Il conto alla rovescia è iniziato e il Derby d’Italia, com’è inevitabile che sia, ha già cominciato a far parlare di sé. Juventus-Inter di domenica 26 novembre non sarà solo la seconda della classe contro la prima, ma anche la sfida per eccellenza del calcio dentro i confini italiani. E a versare pepe sul match ci ha pensato, senza rinunciare allo stile, un grande ex di turno qual è Beppe Marotta. L’amministratore delegato nerazzurro ha spostato l’attenzione sull’avversario, caricandogli sulle spalle il peso delle aspettative. Così, “Allegri è un bravo allenatore e grande esperto di comunicazione”, e la Juventus è favorita sul lungo periodo senza coppe, sebbene l’Inter sia pronta a giocarsela.
Verso Juve-Inter, Marotta: “Loro favoriti. Ma noi vogliamo la seconda stella”

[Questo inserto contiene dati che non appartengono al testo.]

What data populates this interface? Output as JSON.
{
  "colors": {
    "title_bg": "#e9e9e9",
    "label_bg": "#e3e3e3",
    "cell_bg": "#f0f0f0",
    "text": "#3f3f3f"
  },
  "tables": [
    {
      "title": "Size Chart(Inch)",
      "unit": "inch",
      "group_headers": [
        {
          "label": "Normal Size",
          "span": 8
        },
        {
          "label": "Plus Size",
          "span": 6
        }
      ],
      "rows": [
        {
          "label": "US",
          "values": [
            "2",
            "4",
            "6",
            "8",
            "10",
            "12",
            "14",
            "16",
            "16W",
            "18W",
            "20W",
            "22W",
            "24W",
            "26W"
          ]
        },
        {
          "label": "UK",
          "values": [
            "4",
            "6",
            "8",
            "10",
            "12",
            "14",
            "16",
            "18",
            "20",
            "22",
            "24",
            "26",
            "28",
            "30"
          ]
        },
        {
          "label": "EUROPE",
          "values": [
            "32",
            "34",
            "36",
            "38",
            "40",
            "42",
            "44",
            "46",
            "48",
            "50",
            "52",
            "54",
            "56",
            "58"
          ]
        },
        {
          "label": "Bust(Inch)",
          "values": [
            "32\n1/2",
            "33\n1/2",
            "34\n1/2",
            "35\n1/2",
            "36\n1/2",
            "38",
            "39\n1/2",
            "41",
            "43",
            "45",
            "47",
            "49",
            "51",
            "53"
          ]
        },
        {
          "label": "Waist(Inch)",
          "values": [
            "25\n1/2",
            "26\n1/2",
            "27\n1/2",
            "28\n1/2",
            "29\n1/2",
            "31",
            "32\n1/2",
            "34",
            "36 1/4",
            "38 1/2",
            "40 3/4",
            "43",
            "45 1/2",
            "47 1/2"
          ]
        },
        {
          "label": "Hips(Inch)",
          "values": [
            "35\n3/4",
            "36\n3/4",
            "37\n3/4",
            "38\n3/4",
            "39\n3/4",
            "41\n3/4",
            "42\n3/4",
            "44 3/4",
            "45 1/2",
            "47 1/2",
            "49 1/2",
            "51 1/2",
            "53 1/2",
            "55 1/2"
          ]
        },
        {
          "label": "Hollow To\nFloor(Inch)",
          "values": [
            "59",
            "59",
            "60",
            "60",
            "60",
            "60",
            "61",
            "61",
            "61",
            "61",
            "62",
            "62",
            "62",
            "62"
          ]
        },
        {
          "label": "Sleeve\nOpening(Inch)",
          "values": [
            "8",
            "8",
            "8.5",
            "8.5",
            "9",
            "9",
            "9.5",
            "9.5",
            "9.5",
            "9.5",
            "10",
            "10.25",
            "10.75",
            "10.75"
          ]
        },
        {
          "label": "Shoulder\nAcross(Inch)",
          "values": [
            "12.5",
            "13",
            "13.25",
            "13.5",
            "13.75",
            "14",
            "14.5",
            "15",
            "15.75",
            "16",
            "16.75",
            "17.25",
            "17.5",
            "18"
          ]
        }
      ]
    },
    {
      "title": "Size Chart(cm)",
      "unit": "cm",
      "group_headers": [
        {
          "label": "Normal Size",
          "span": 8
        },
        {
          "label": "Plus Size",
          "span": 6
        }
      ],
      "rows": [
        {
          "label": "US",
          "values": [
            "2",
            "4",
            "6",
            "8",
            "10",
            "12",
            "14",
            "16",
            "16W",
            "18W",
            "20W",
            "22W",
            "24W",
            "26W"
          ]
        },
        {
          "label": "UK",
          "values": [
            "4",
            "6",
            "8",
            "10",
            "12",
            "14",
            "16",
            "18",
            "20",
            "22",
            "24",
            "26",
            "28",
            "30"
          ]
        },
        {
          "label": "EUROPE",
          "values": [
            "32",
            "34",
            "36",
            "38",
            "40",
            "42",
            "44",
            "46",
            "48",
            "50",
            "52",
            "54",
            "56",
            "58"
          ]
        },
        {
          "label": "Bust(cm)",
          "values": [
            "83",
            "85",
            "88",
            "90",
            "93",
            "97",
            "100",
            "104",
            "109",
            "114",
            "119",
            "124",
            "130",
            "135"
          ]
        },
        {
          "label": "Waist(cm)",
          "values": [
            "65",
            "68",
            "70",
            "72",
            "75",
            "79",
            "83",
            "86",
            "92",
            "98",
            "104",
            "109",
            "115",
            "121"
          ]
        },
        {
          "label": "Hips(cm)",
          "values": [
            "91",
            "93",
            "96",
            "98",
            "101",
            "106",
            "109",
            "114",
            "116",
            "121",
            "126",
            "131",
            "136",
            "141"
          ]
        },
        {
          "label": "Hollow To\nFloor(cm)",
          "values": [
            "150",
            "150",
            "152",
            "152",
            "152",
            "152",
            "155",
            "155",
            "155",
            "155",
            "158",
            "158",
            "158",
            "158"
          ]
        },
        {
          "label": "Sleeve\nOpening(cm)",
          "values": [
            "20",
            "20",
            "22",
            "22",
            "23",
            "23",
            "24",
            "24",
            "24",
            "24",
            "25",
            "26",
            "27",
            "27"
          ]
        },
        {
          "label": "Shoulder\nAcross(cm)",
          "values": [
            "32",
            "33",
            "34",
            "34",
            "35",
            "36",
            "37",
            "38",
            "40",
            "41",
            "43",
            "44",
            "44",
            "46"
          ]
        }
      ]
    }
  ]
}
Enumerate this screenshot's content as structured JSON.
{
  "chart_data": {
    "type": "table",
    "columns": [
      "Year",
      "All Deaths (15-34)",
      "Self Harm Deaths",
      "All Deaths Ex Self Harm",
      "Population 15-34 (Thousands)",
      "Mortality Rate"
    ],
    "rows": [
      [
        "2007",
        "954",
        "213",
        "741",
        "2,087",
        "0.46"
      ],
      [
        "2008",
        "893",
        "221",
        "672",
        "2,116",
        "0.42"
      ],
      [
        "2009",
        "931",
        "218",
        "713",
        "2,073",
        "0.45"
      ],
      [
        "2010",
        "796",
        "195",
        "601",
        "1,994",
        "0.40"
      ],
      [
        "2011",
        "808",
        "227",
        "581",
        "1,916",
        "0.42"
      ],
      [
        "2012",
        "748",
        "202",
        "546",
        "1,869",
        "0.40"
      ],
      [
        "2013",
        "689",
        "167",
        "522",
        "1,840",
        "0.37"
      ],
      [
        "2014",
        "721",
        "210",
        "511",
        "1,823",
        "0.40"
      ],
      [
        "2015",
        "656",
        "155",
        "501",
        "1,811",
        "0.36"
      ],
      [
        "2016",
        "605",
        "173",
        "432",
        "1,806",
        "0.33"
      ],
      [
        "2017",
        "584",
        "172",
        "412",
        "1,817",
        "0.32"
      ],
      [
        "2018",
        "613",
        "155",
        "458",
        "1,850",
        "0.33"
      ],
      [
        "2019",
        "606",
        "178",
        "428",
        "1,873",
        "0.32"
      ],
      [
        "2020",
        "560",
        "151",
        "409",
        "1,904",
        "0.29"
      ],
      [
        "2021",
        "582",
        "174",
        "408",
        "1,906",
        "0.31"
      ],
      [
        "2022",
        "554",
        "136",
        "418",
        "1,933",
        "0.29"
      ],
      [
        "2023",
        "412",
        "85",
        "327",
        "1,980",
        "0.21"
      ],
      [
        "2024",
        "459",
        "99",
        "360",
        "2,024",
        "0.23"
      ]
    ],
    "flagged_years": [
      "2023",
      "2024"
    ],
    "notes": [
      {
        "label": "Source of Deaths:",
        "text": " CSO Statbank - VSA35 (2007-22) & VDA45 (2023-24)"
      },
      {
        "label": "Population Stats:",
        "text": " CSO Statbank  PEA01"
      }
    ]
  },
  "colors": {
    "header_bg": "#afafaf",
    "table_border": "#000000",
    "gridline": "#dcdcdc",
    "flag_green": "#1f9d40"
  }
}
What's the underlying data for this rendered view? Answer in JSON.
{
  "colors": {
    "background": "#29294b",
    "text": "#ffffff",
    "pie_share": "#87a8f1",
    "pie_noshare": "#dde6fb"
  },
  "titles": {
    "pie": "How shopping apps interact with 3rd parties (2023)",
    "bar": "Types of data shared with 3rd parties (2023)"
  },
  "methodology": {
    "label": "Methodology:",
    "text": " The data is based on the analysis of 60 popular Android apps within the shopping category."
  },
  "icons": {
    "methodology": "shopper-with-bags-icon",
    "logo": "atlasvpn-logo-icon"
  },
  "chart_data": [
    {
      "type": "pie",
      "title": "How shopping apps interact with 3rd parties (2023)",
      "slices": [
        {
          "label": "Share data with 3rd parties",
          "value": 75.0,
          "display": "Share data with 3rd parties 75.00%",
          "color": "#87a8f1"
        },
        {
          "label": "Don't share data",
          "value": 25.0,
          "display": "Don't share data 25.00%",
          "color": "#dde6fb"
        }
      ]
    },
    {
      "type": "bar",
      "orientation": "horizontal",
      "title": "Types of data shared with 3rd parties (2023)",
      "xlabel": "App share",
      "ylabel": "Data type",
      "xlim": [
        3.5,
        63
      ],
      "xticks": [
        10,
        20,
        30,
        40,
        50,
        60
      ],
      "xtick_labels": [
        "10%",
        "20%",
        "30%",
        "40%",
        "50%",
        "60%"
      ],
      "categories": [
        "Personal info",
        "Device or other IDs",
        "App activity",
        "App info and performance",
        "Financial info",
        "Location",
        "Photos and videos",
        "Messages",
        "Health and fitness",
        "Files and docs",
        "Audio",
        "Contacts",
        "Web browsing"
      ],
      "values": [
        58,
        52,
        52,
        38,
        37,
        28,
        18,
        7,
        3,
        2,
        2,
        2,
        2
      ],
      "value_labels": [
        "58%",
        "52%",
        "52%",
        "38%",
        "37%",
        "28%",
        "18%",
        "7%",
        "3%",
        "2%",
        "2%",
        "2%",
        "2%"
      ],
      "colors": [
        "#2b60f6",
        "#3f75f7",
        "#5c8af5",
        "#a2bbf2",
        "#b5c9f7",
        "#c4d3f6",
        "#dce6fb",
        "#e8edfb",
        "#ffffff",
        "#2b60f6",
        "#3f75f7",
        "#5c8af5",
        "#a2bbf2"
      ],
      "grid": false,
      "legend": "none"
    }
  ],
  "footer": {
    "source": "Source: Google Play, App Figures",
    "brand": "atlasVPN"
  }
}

Durante il Dla Piper sport forum a San Siro, martedì 21 novembre, Marotta ha parlato così dell’imminente impegno: “Rappresenta il derby d’Italia e come tale va collocato. Ora siamo in una fase interlocutoria della stagione e il risultato non credo possa essere determinante, anche se la Juve nel lungo periodo è favorita per il fatto di non partecipare alle competizioni europee. Ciò le dà la possibilità di pianificare meglio gli allenamenti e di avere meno stress”. Tutto diverso rispetto a quel che attende l’Inter: “Partecipare a manifestazioni come la Champions da una parte di offre il privilegio di dare la carica ai giocatori. L’Inter è forte, l’allenatore è forte, i tifosi sono eccezionali e la società è solida. Dobbiamo competere per raggiungere obiettivi importanti e uno degli obiettivi è il raggiungimento della seconda stella”. Nella sfida di domenica i nerazzurri dovranno fare a meno di Bastoni e Pavard, infortunatosi in Nazionale.